Yılın son haftası, Kurak Günler  filmini izledim eşimle birlikte.  Bence Yılın Filmi sayılabilir.

      Üzerinde çok yazıldı çizildi ve çok da tartışıldı ama bir kez daha altını çizeyim: 2022’nin filmi bence “Kurak Günler”di elbette. Vizyonda hatırı sayılır bir izleyici ilgisine mazhar olması çok güzeldi.

Antakya gibi birkaç bin yıllık kadim kentte ne yazık ki bir resim galerimiz bile yok.  Bu nedenle sergi izleme olanağımız olmuyor.  Ama Kasım ayında, İstanbul’da farklı mekanlara yayılmış kallavi içeriğiyle 17. İstanbul Bienali özellikle hafızamda yer etti.  Dilerim bu tür sergileri kenttaşlarımız da izleme olanağı bulur.

      Sözlerimi Selim İleri’den bir alıntıyla bitiriyorum:  Ölünceye Kadar Seninim

      “Vitrindeki bereler… Fakat bir camekanın önünde karşılaşmışlardı, akşamdı ve Ferit o açık yeşil benekli, sarı gözler, o ela gülümsüyordu, Ferit gülümsüyordu.

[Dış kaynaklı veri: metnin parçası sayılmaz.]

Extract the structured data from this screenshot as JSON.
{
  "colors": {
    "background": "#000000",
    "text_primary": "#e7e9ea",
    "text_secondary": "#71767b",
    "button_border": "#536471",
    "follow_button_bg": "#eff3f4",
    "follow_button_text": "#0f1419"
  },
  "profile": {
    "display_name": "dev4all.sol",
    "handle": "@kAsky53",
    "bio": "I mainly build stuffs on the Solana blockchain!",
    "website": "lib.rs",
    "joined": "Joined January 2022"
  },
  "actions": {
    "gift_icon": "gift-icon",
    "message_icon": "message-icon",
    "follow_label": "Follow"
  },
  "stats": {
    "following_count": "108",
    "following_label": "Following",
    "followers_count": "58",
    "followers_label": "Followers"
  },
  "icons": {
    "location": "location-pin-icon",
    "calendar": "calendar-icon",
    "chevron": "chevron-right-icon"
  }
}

Yıllardan 1941 mi, 1942 mi ne bitiyordu: Yılın son günü, son akşamı. Camekanın gerisinde oyuncaklar, dantel giysili taşbebekler duruyordu; uzun kirpikli, ok kirpikli, simsiyah fırça kirpikli, sapsarı saçlı taşbebekler. (…) Ne güzel şeylerdi; elörgüsü. (…) “İyi misiniz Ferit?” Sonra bir kahkaha, Beyoğlu caddesi boyunca, buz gibi soğukta asılı kalıverdi; sadece bir kahkaha. Gülümseyen taşbebekler hızla silinirken, Ferit’in gözleri hızla silinirken, o kahkahanın acımasızlığı hızla silinirken; her şey çürüyor, diye mırıldandı, hatıralar bile. Saadeti tek hissettiği zamanlar olan ilk gençliğinde, genç kızlığında, kısacık süren nişanlılığında ekose berelerini başına geçirir; uzun saçlarını, omuzlarına örttüğü mavi tilkinin üstüne bırakır; yaşamdan çok şeyler bekleyerek, meçhul bir sevdanın peşinde koşardı.”